3.2. Arbitrage between different tax systems
Multinationals can plan based on the lack of harmonization between the tax systems. The effect of such lack of harmonization can, for example, be found in the different qualification of taxable entities (transparent versus non-transparent), agreements (equity versus debt; dividend versus interest) and taxable events. This type of mismatch may lead one income stream to be qualified as deductible expenses in one jurisdiction and exempt income in another. It may also lead to double dips (where the same expenses are deductible in two jurisdictions) or stateless income (where taxation of income is postponed or such income is not taxed at all).
The State Secretary comments that as long as taxpayers properly apply the laws of the jurisdictions involved it is evident that this cannot be successfully challenged under those laws. The mismatch is caused by the laws themselves.
3.3. Use of (Dutch) intermediate companies
Withholding taxes on dividends, interest and royalties are often seen as an important impediment to international enterprises. The withholding taxes can be high and may even lead to double taxation. Dutch tax treaty policy aims to lower withholding tax rates and so does the European Union’s policy (cf. the Parent-Subsidiary Directive and Interest- and Royalty Directive). Such withholding taxes are often mitigated by the use of conduit or intermediate companies in jurisdictions with the best tax treaty network. The Netherlands has one of the most wide spread tax treaty networks and is therefore often seen as a favorable jurisdiction for an intermediate company.
Other reasons may also play an important role to incorporate a Dutch intermediate company in an international structure, e.g. cash pooling, use of the broad network of Bilateral Investment Treaties (BITs), the high quality legal services, the stable political environment and the possibility to obtain advance tax rulings. Obviously substance rules will always have to be taken into account in respect of intermediate companies. Provided these companies have sufficient substance in the Netherlands, the Dutch tax treaty network is available as well as certain Dutch corporate tax facilities.

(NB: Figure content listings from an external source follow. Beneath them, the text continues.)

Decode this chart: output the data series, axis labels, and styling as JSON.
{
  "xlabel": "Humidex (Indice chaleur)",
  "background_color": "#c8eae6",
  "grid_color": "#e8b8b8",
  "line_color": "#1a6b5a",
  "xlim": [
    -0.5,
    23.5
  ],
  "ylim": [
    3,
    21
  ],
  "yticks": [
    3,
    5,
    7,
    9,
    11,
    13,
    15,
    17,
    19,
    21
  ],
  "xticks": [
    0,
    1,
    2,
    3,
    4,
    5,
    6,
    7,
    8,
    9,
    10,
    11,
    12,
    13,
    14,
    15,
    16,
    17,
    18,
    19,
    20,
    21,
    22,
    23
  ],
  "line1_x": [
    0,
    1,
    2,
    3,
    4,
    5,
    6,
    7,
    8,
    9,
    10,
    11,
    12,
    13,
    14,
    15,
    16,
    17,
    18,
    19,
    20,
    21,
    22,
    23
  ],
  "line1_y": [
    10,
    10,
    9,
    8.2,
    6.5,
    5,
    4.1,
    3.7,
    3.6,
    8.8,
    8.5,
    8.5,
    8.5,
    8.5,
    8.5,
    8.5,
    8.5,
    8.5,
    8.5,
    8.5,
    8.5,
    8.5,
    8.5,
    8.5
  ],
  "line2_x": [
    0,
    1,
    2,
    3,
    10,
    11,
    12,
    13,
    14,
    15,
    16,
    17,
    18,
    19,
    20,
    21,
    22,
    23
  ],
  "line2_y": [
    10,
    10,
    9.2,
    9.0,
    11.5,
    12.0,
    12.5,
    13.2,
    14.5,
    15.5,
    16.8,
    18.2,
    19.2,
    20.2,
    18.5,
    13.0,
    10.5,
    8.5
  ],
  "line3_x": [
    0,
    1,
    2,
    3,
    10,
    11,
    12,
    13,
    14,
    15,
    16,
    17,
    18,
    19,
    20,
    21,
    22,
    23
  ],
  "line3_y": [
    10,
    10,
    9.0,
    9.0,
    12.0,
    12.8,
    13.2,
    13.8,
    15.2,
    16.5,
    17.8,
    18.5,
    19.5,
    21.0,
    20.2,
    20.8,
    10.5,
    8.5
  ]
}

The issues of profit allocation to low-tax jurisdictions and international arbitrage between tax systems are not specific Dutch topics. Therefore, the Netherlands cannot solve these issues by itself. The State Secretary will not consider solving these issues unilaterally because that would not work and could harm the competitive position of the Netherlands and its corporate residents.
The Netherlands will participate actively in the forums of both the OECD and the EU that will analyze the issues. According to the State Secretary, two aspects are important for the Netherlands in finding appropriate international measures to fight tax avoidance. It is crucial that the solutions are laid down in 'hard law', binding to countries and that they are not just recommendations ('soft law'). It is also important that the different nature of the economies of the countries is taken into account. For the Netherlands this means that the proposed solutions would take into account the open nature of the Dutch economy providing sufficient room for the Netherlands to maintain an effective tax system that supports investments in the relevant sectors of Dutch economy, but also leave room for a Dutch tax system that supports companies established in the Netherlands to spread their wings internationally.